Jan. 23 (Bloomberg) — For Li Ka-shing, Asia’s richest man, 2015 is turning out to be a busy year.

Li’s Hutchison Whampoa Ltd. said today it’s in exclusive talks to buy U.K. wireless carrier O2 for as much as 10.25 billion pounds ($15 billion), three days after Li-controlled units agreed to purchase a British rail business for more than 1 billion pounds. Two weeks ago, the octogenarian announced his biggest deal yet: the $20 billion-plus merger of Cheung Kong Holdings Ltd. and Hutchison Whampoa, his two main companies.

Li, 86, isn’t done. One of his companies is among bidders for Fortum Oyj’s Swedish electricity grid, a sale people familiar with the matter have estimated could fetch more than $5 billion, and more deals may be on their way.
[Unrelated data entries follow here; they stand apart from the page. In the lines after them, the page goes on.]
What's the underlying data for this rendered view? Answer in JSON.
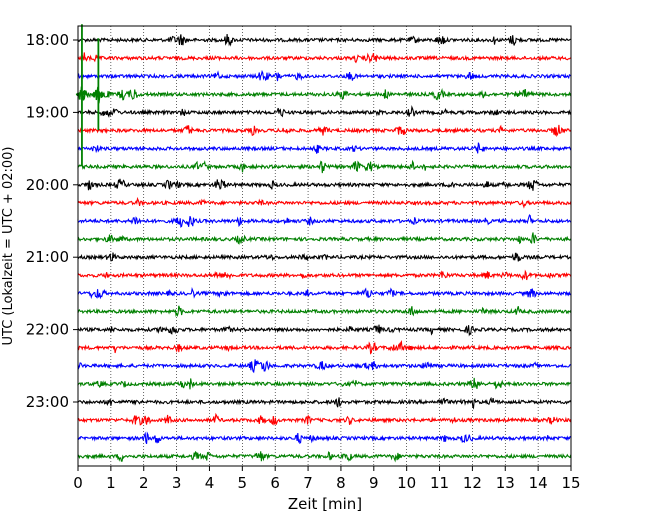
{
  "chart_data": {
    "type": "line",
    "title": "",
    "xlabel": "Zeit  [min]",
    "ylabel": "UTC (Lokalzeit = UTC + 02:00)",
    "xlim": [
      0,
      15
    ],
    "x_ticks": [
      0,
      1,
      2,
      3,
      4,
      5,
      6,
      7,
      8,
      9,
      10,
      11,
      12,
      13,
      14,
      15
    ],
    "y_tick_labels": [
      "18:00",
      "19:00",
      "20:00",
      "21:00",
      "22:00",
      "23:00"
    ],
    "grid": "vertical dotted lines at each minute",
    "series_colors": [
      "#000000",
      "#ff0000",
      "#0000ff",
      "#008000"
    ],
    "traces": [
      {
        "label": "18:00",
        "color": "#000000"
      },
      {
        "label": "18:15",
        "color": "#ff0000"
      },
      {
        "label": "18:30",
        "color": "#0000ff"
      },
      {
        "label": "18:45",
        "color": "#008000"
      },
      {
        "label": "19:00",
        "color": "#000000"
      },
      {
        "label": "19:15",
        "color": "#ff0000"
      },
      {
        "label": "19:30",
        "color": "#0000ff"
      },
      {
        "label": "19:45",
        "color": "#008000"
      },
      {
        "label": "20:00",
        "color": "#000000"
      },
      {
        "label": "20:15",
        "color": "#ff0000"
      },
      {
        "label": "20:30",
        "color": "#0000ff"
      },
      {
        "label": "20:45",
        "color": "#008000"
      },
      {
        "label": "21:00",
        "color": "#000000"
      },
      {
        "label": "21:15",
        "color": "#ff0000"
      },
      {
        "label": "21:30",
        "color": "#0000ff"
      },
      {
        "label": "21:45",
        "color": "#008000"
      },
      {
        "label": "22:00",
        "color": "#000000"
      },
      {
        "label": "22:15",
        "color": "#ff0000"
      },
      {
        "label": "22:30",
        "color": "#0000ff"
      },
      {
        "label": "22:45",
        "color": "#008000"
      },
      {
        "label": "23:00",
        "color": "#000000"
      },
      {
        "label": "23:15",
        "color": "#ff0000"
      },
      {
        "label": "23:30",
        "color": "#0000ff"
      },
      {
        "label": "23:45",
        "color": "#008000"
      }
    ]
  }
}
The flurry of activity comes as the tycoon, so revered by Hong Kong’s media they call him “Superman,” reorganizes his business empire before handing over the reins to his eldest son, Victor Li.

“The profile of the company is slowly changing to becoming one where the regulated utility type of cash flow is becoming more significant,” said Kalai Pillay, head of Asia-Pacific Industrials research at Fitch Ratings in Singapore. “They will be looking at things that are more long term cash.”